Raytracing Group Ids
To get the culling overhead cost under control, we’ve started using Ray Tracing Group Ids on our instances. For scenes with a very high instance count, Epic and NVIDIA recommend grouping related instances so they can be culled as a single group instead of individually. Components that share the same group id can be culled together, reducing per-instance culling work.

All instances of a Nanite-assembled tree being culled individually (left) compared to being grouped under one Ray Tracing Group Id (right).
In practice, this means assigning a shared Ray Tracing Group Id to all our assemblies generated so that whole clusters of pieces could be treated as one object during culling.
The work with group ids is ongoing as I write this post, so the result of this is something I will have to write about in another post. Stay tuned.
Compacting Ray Tracing Instances
But something that is actually already done and tested, is the enabling of the setting r.RayTracing.Scene.CompactInstances. That setting compacts the list of ray tracing instances that are actually used in the TLAS, rather than always rebuilding and processing the full set of potential instances every frame.
The trade-off is that compaction introduces a small amount of latency when the active instance set changes. According to the documentation up to a couple of frames, but in return it reduces per-frame work over the entire TLAS. And that’s exactly what we needed in our instance-heavy scenes.

Uncompressed ray tracing instance list compared to a compressed. Compressed at the bottom.
Buffering Occlusion Queries
I also changed r.NumBufferedOcclusionQueries to 3, default is 1. It controls how many frames of occlusion query results are buffered before the CPU reads them back from the GPU. Increasing this value can reduce stalls by allowing the CPU to run slightly further ahead, but it also increases the latency of occlusion results. So far I haven’t seen any visible latency. But this is exactly the kind of setting that can look “fine” in a calm test and then reveal edge cases later. For now it looks promising.
Results
With all of the changes in place, let’s check the costs again.



Much better results. GPU pressure is reduced, MapOcclusionResults lower and stable, and the ray tracing scene cheaper.
Ending notes
The main takeaway for me was that switching to HWRT is not as straight forward as you would think. We had to tweak hit shading cost, reflections, probe gathering, AS construction, instance counts, and occlusion to get the stalls under control.
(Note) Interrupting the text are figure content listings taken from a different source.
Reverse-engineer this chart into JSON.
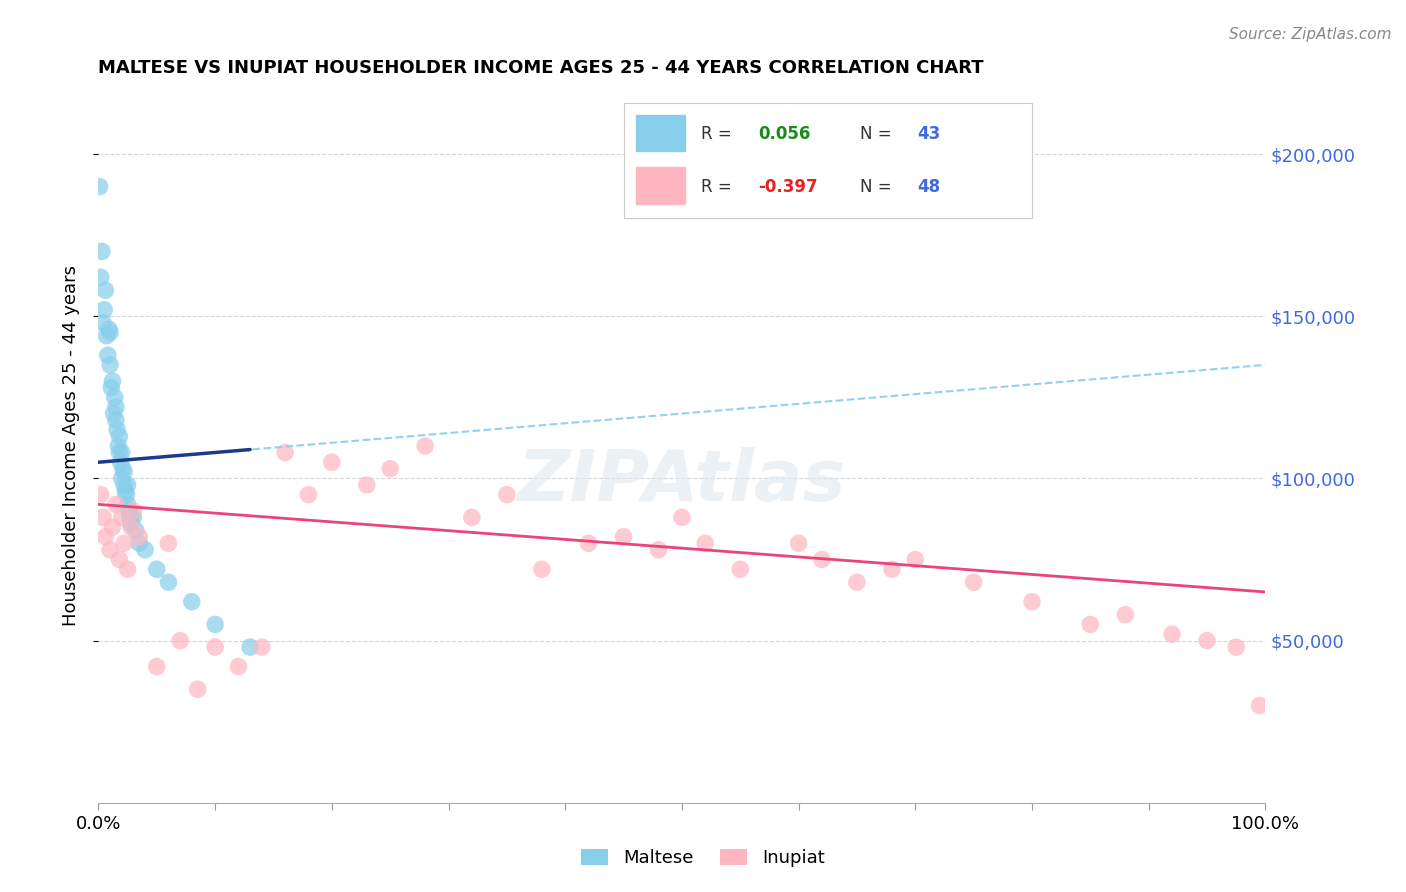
{
  "title": "MALTESE VS INUPIAT HOUSEHOLDER INCOME AGES 25 - 44 YEARS CORRELATION CHART",
  "source": "Source: ZipAtlas.com",
  "ylabel": "Householder Income Ages 25 - 44 years",
  "maltese_color": "#87ceeb",
  "maltese_line_color": "#1a3a8a",
  "maltese_dash_color": "#87ceeb",
  "inupiat_color": "#ffb6c1",
  "inupiat_line_color": "#e8457a",
  "background_color": "#ffffff",
  "grid_color": "#cccccc",
  "ytick_labels": [
    "$50,000",
    "$100,000",
    "$150,000",
    "$200,000"
  ],
  "ytick_values": [
    50000,
    100000,
    150000,
    200000
  ],
  "ylim": [
    0,
    220000
  ],
  "xlim": [
    0.0,
    1.0
  ],
  "R_maltese": 0.056,
  "N_maltese": 43,
  "R_inupiat": -0.397,
  "N_inupiat": 48,
  "maltese_x": [
    0.001,
    0.002,
    0.003,
    0.004,
    0.005,
    0.006,
    0.007,
    0.008,
    0.009,
    0.01,
    0.01,
    0.011,
    0.012,
    0.013,
    0.014,
    0.015,
    0.015,
    0.016,
    0.017,
    0.018,
    0.018,
    0.019,
    0.02,
    0.02,
    0.021,
    0.022,
    0.022,
    0.023,
    0.024,
    0.025,
    0.025,
    0.026,
    0.027,
    0.028,
    0.03,
    0.032,
    0.035,
    0.04,
    0.05,
    0.06,
    0.08,
    0.1,
    0.13
  ],
  "maltese_y": [
    190000,
    162000,
    170000,
    148000,
    152000,
    158000,
    144000,
    138000,
    146000,
    135000,
    145000,
    128000,
    130000,
    120000,
    125000,
    118000,
    122000,
    115000,
    110000,
    108000,
    113000,
    105000,
    100000,
    108000,
    103000,
    98000,
    102000,
    96000,
    95000,
    92000,
    98000,
    90000,
    88000,
    86000,
    88000,
    84000,
    80000,
    78000,
    72000,
    68000,
    62000,
    55000,
    48000
  ],
  "inupiat_x": [
    0.002,
    0.004,
    0.006,
    0.01,
    0.012,
    0.015,
    0.018,
    0.02,
    0.022,
    0.025,
    0.028,
    0.03,
    0.035,
    0.05,
    0.06,
    0.07,
    0.085,
    0.1,
    0.12,
    0.14,
    0.16,
    0.18,
    0.2,
    0.23,
    0.25,
    0.28,
    0.32,
    0.35,
    0.38,
    0.42,
    0.45,
    0.48,
    0.5,
    0.52,
    0.55,
    0.6,
    0.62,
    0.65,
    0.68,
    0.7,
    0.75,
    0.8,
    0.85,
    0.88,
    0.92,
    0.95,
    0.975,
    0.995
  ],
  "inupiat_y": [
    95000,
    88000,
    82000,
    78000,
    85000,
    92000,
    75000,
    88000,
    80000,
    72000,
    85000,
    90000,
    82000,
    42000,
    80000,
    50000,
    35000,
    48000,
    42000,
    48000,
    108000,
    95000,
    105000,
    98000,
    103000,
    110000,
    88000,
    95000,
    72000,
    80000,
    82000,
    78000,
    88000,
    80000,
    72000,
    80000,
    75000,
    68000,
    72000,
    75000,
    68000,
    62000,
    55000,
    58000,
    52000,
    50000,
    48000,
    30000
  ]
}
Ray Tracing Group Ids are not fully implemented yet, and depending on how far they get us, we may need to revisit how assemblies are built or we’ll have to batch instances together or reduce them. That said, almost all of our content is tied directly to gameplay and interaction, so those solutions are not trivial in our case.
If you’re interested in reading more like this, I highly recommend Iri Shinsoj’s and Nikhil Maurya blog posts on Nanite performance.
I hope you found this post useful, or at least picked up a few ideas that might help when working with HWRT in large, instance-heavy scene.